At least for a while, at Fukutake's request, they should enjoy the privilege of intimacy with world-class art, which is otherwise reserved for very few. In addition, there is the pleasure of "melting away cultural differences" in the hot waters of the bathhouse designed by the Chinese art star Cai Guo-Qiang in the company of international art lovers, according to the brochure.
The sister islands
Of Naoshima's two sister islands, Inujuma struggles most with its industrial past. For almost a hundred years, the population, which has now shrunk to fifty people with an average age of 75, lived in the shadow of the remains of a copper refinery. When the state government wanted to add a toxic rubbish dump to the tiny island, Fukutake spontaneously bought the already abused land and hired the architect Hiroshi Sambuichi, known for his ecological sensitivity, to rehabilitate the ruin.
His new building barely towers above the remains of the black brick wall, which is staggered to form a visual staccato, but like the Chichu Art Museum, it partially disappears into the ground. As an act of reparation for the poisoned nature, the building is an energy machine operated entirely by the air sucked in by the chimney that once spewed black smoke, in whose mechanics the artist Yukinori Yanagi installed his installation based on the Icarus saga.

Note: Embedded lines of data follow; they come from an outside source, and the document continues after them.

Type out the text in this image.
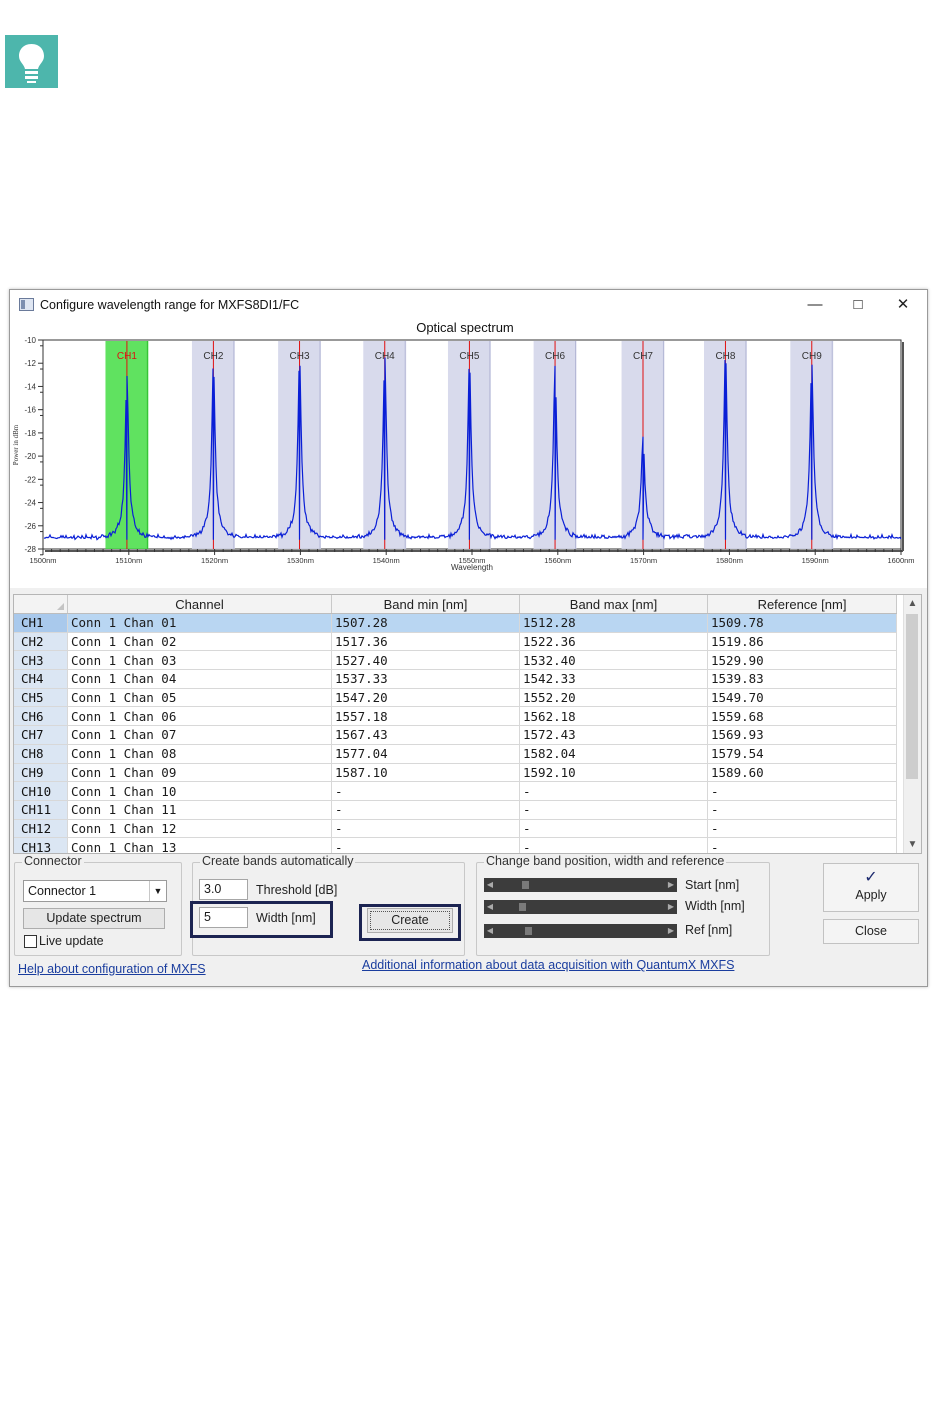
Configure wavelength range for MXFS8DI1/FC	—	□	✕
Optical spectrum
CH1	CH2	CH3	CH4	CH5	CH6	CH7	CH8	CH9
1500nm	1510nm	1520nm	1530nm	1540nm	1550nm	1560nm	1570nm	1580nm	1590nm	1600nm
-10
-12
-14
-16
-18
-20
-22
-24
-26
-28
Wavelength
Power in dBm
	Channel	Band min [nm]	Band max [nm]	Reference [nm]
CH1	Conn 1 Chan 01	1507.28	1512.28	1509.78
CH2	Conn 1 Chan 02	1517.36	1522.36	1519.86
CH3	Conn 1 Chan 03	1527.40	1532.40	1529.90
CH4	Conn 1 Chan 04	1537.33	1542.33	1539.83
CH5	Conn 1 Chan 05	1547.20	1552.20	1549.70
CH6	Conn 1 Chan 06	1557.18	1562.18	1559.68
CH7	Conn 1 Chan 07	1567.43	1572.43	1569.93
CH8	Conn 1 Chan 08	1577.04	1582.04	1579.54
CH9	Conn 1 Chan 09	1587.10	1592.10	1589.60
CH10	Conn 1 Chan 10	-	-	-
CH11	Conn 1 Chan 11	-	-	-
CH12	Conn 1 Chan 12	-	-	-
CH13	Conn 1 Chan 13	-	-	-
▲
▼
Connector
Connector 1	▼
Update spectrum
Live update
Create bands automatically
3.0	Threshold [dB]
5	Width [nm]	Create
Change band position, width and reference
◀	▶ Start [nm]
◀	▶ Width [nm]
◀	▶ Ref [nm]
✓
Apply
Close
Help about configuration of MXFS	Additional information about data acquisition with QuantumX MXFS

So he fixed a mirror at every corner that is supposed to slow down the roaring wind in the ninety-meter-long cooling tunnel, which reflects a skylight in such a way that it appears like the light at the end of the tunnel. But as if bewitched, the supposed exit jumps abruptly at every corner in a different direction. Shivering, confused and happy you finally escape into a dilapidated factory landscape, which is already largely buried under plants.
There is still time for a breathless bike ride to the Archives du Coeur, a tiny, secluded building in a grove right on the beach. It houses the steadily growing collection of around fifty thousand heartbeats that Christian Boltanski has recorded from people from all over the world since 2008 as an elementary “document of their existence”.
In a dark room the heart of one stranger after the other beats, amplified to an alarming roar and accompanied by the hectic flickering of a bare lightbulb. For a fee, you can archive your own heartbeat on the spot, and on a computer you can choose additional hearts from the database by name, nationality and a short statement and listen to their pulse for one minute through headphones - the voice of everyone The heart is as individual as a fingerprint, one listens to it spellbound and a little fearfully, like an all too confidential message.
The virtual stethoscope quickly turns you into a diagnostician who registers the slightest stumble. What thought, what feeling might have caused the dropout? It could have been a drop of water, a butterfly framed by Turrell, or the view of the Seto Sea at the end of Sugimoto's tunnel.